Friday, August 18, 2006

Hi everyone.

Here is my latest piece, THE NAME THAT WAR WIENERS

SOON it will be available as a link, but so far it is just a document with all the colour and fonts edited out. But at least you have some thing for shabbat.






Yes, my friends in the studio audience:

Time to announce the winners your favorite game,

NAME
THAT
WAR!!




Update: As you recall, Israel went to war last month so unprepared that the government never remembered to declare it or announce a state of war. So what did we have in the shelter for five weeks? Chopped liver? My liver certainly feels chopped. And so does the rest of me.

Anyway, I'm sure you remember that I was horrified that we were in a war without a name. I've often seen a name without a war but etc etc etc etc…

So I singlehandedly sprang into action and dealt with the emergency in the best way possible. I immediately notified my broker to liquidate all my stocks in anything Israeli or American, and buy Iranian!

No, that was the Chief of Stuff. ( Some of us thought he was made of better stuff than that, but the rest of us knew he was stuffed all along.)
What I did was to announce the contest that would give this war a name. To help you all out, I printed a list of all the military and quasi military wars, operations, campains that we fought in the past. ( Except for some of the covert operations, like Moshe Dayan, Operation Hide the Salami, or the long running Operation Vilify the Patriots.)

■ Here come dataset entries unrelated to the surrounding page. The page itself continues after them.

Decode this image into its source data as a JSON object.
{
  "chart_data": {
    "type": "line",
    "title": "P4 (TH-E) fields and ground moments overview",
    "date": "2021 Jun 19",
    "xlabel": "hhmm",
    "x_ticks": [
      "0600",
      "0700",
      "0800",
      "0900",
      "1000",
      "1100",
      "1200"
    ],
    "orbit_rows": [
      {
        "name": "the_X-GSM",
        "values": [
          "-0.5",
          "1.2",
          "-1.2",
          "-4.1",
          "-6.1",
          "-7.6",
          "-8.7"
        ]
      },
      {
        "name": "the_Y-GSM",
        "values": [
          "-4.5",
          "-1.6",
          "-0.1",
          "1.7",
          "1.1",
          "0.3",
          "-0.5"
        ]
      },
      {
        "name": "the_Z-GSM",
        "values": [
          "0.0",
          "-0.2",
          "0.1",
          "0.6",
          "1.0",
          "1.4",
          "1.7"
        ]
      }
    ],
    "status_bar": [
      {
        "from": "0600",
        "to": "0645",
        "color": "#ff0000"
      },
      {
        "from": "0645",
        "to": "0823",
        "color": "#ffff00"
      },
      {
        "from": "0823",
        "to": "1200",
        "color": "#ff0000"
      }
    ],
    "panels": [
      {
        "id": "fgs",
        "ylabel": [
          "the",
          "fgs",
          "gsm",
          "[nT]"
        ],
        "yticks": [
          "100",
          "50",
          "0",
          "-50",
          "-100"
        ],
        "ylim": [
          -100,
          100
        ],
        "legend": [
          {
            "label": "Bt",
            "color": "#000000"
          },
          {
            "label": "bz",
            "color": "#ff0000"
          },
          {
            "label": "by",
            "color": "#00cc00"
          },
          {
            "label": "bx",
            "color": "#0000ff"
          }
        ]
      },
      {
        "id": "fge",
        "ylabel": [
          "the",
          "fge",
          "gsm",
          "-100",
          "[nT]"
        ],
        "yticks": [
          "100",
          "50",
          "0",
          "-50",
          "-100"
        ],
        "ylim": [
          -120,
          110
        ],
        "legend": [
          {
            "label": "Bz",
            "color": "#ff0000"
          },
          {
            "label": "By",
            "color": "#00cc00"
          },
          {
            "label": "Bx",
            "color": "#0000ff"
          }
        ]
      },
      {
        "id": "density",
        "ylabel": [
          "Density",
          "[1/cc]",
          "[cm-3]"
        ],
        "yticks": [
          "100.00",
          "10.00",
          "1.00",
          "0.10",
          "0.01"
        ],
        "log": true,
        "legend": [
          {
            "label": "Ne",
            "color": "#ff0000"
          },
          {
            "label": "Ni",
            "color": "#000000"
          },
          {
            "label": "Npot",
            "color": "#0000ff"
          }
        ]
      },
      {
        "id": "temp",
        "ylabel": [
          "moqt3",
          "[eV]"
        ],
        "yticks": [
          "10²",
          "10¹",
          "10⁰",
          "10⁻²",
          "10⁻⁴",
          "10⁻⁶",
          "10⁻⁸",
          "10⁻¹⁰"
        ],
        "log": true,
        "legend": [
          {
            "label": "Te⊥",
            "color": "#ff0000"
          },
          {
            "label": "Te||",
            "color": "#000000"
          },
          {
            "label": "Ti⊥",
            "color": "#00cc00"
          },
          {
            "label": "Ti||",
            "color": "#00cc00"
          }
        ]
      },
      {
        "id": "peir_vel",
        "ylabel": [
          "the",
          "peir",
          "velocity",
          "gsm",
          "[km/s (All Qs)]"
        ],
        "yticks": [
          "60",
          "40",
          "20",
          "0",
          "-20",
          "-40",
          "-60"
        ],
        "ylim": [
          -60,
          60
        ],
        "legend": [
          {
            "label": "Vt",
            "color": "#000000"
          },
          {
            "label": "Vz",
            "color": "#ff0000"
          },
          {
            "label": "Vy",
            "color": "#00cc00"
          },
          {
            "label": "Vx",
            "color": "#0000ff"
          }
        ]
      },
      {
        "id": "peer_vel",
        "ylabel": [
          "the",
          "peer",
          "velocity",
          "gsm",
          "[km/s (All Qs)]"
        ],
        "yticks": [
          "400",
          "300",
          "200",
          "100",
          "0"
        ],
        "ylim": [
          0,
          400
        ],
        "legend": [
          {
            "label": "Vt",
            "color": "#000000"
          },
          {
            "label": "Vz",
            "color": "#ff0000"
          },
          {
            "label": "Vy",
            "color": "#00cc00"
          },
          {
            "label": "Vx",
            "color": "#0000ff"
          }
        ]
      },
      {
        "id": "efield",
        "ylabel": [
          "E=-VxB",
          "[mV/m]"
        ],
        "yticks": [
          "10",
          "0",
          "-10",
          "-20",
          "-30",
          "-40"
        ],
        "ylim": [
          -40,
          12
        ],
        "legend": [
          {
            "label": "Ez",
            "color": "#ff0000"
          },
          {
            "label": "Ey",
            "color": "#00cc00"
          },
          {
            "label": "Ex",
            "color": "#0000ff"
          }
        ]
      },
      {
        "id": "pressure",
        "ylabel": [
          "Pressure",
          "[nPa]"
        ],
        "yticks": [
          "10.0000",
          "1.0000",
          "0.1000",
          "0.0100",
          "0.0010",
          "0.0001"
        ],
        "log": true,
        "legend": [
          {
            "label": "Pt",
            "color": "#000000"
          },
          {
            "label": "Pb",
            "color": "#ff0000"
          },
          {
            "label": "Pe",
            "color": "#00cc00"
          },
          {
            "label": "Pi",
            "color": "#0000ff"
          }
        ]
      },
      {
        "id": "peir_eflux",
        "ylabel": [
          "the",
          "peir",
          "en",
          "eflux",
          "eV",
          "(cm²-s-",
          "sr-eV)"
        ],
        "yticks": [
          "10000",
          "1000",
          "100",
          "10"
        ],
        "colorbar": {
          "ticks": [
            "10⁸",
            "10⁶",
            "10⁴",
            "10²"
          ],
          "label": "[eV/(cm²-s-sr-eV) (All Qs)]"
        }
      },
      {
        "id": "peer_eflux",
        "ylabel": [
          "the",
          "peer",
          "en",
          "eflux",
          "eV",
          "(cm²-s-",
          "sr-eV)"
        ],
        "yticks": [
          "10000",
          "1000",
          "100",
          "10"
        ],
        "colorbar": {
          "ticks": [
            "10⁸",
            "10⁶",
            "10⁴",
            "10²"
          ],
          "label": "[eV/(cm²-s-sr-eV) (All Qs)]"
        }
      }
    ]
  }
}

So, who won? Not the war, we all know that, unfortunately. (but we did come in second). Who won the 'Name That War' contest?


THIRD PRIZE DAVID DIAMOND, CANADA WITH

"PREPARATION 'H'"
(Hammas, Hizbollah, Hemmoroidal; pains in the rectum all, and the war was supposed to cure them.)

SECOND PRIZE
Goes to RUNDTANZ P KALTVASSER with
"מלחמת חצי גמר"


CONDOLATION PRICE:
Richard Steinetz with

'SHITTY SHITTY BANG BANG'

AND, NOW THE WINNER!




' THE TOLD-YA- SO WAR!'
Submitted by B. Arisilv and R. Berg
מלחמת אמרתי'ך

EXCUSE ME SIR.
YES?
I'M FROM 'JACKAL NEWS.' ISN'T THIS NAME ONE YOU MADE UP YOURSELF?
So?
YOU GAVE A CONTEST BUT THE PRIZE WAS RIGGED IN ADVANCE.
SO?
DON'T YOU HAVE A PROBLEM WITH THAT?
WHAT DO YOU MEAN? DID THE MAYOR OF KIRIAT SHMONA HAVE A PROBLEM PUTTING HIS FAMILY, HIS EX WIFE'S FAMILY, AND ALL HIS FRIENDS AND CRONIES INTO 5 STAR HOTELS FOR A MONTH WHILE THE POOR FOLK ROTTED IN SHELTERS?
NO.
DID DAN HALUTZ HAVE A PROBLEM ARRANGING HIS INVESTMENT PORTFOLIO AS THOUSANDS OF SOLDIERS WERE RUSHING TO THE FRONT?
NO.
DID THE SHELTERS OF TSFAT HAVE KEYS?
Well, not really.
See? We're living in an I told-ya so universe!


/BARRY SILVERBERG OUT OF THE SHELTER
KIRIAT SHMONA LITE (ONLY 86%)
18.8

And to all you people in the north who went through hell for five weeks and need posttrauma activities, the government has this for you:





Why does this pastrauma
taste like the same old baloney?

/Barry Silverberg, Kiriat Shmona Lite, 87%



Coming soon: The "Told ya so war" theme song:

To the tune of " Dayenu"

Preview: When we gave back Sinai,
Told ya so, didn’t' I
They'd come back for the whole pie,
1 Told-ya so!
ANGUISHED Chorous:

told ya so, Told ya so, Told ya so, I could have told ya so!